Cognitive biases are unconscious and unchallenged. Our work is to make them conscious and challenge them! One way to do this is to be curious and ask questions in the style of the famous philosopher Socrates, who used a simple technique to approach truth: the humble question. Here’s an example.

“All women are gold-diggers.”

“Really? What evidence do you have?”

“Well, there was Angela back in 1992 . . .”

“Do you have any other evidence?”

“Well, not direct evidence, no. But everyone knows women are like this.”

“Is that really true, though? Everyone? Is that a thought based on facts or more on your feelings?”

“Well, I guess it is based a little on my feelings.”

“Could you be viewing the situation in absolute terms when a more nuanced approach would be more realistic?”

“Okay, yes, maybe not all women are like that. Some are not, that’s true . . .”

And so on. Here, you refuse to take your own word for it and question every assumption and expectation. You ask, is this thought really true? Why do you think so? Is this rational? Where does this thought come from? Why? What are you not looking at? It sounds basic, but the fact is that many of us rush headlong into a belief without taking a second to ask whether we have any evidence for that belief.

Pretend you’re an alien with no preferences either way, and just become curious: what do you actually know here? What is fact and what is emotion? Are you making guesses or assumptions or unfounded inferences? Could you be misinterpreting the evidence somehow? Simply become curious about other ways you might interpret the situation, and how valid your current position is. Are you sticking to your story simply because you’ve always done so, from habit? Often, we carry on with a faulty thought because it confirms beliefs and conclusions we already have about ourselves.

Our inner narrative and self-talk can be so persistent we simply start to accept it.
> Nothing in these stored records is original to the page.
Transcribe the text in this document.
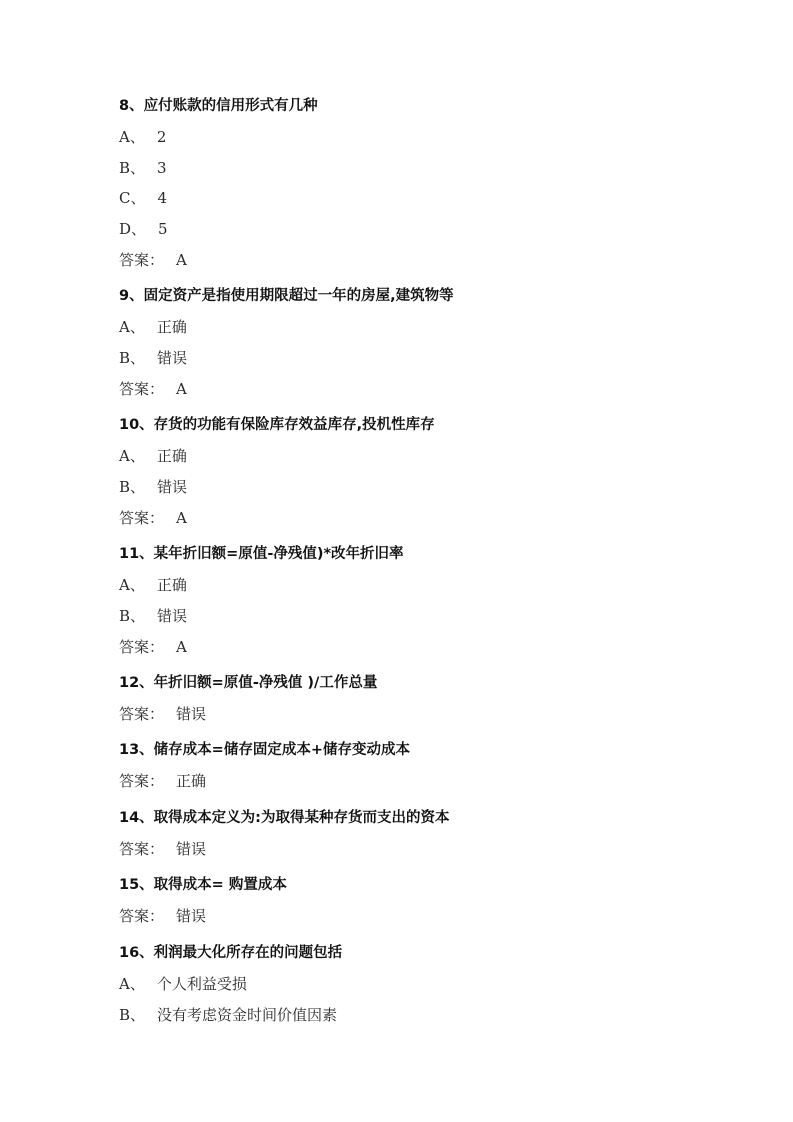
8、应付账款的信用形式有几种
A、 2
B、 3
C、 4
D、 5
答案： A
9、固定资产是指使用期限超过一年的房屋,建筑物等
A、 正确
B、 错误
答案： A
10、存货的功能有保险库存效益库存,投机性库存
A、 正确
B、 错误
答案： A
11、某年折旧额=原值-净残值)*改年折旧率
A、 正确
B、 错误
答案： A
12、年折旧额=原值-净残值 )/工作总量
答案： 错误
13、储存成本=储存固定成本+储存变动成本
答案： 正确
14、取得成本定义为:为取得某种存货而支出的资本
答案： 错误
15、取得成本= 购置成本
答案： 错误
16、利润最大化所存在的问题包括
A、 个人利益受损
B、 没有考虑资金时间价值因素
But the Socratic technique is about examining your own validity and perceptions from scratch. You want to encourage yourself to think more broadly, more deeply, and more rationally. In essence, you are using pointed questions to uncover your own biases, blind spots, and faulty logic. You’re not merely disagreeing with yourself for the fun of it but trying to challenge your own lazy or automatic thinking—after all, entertaining other possibilities is the only real way you can start to do things differently!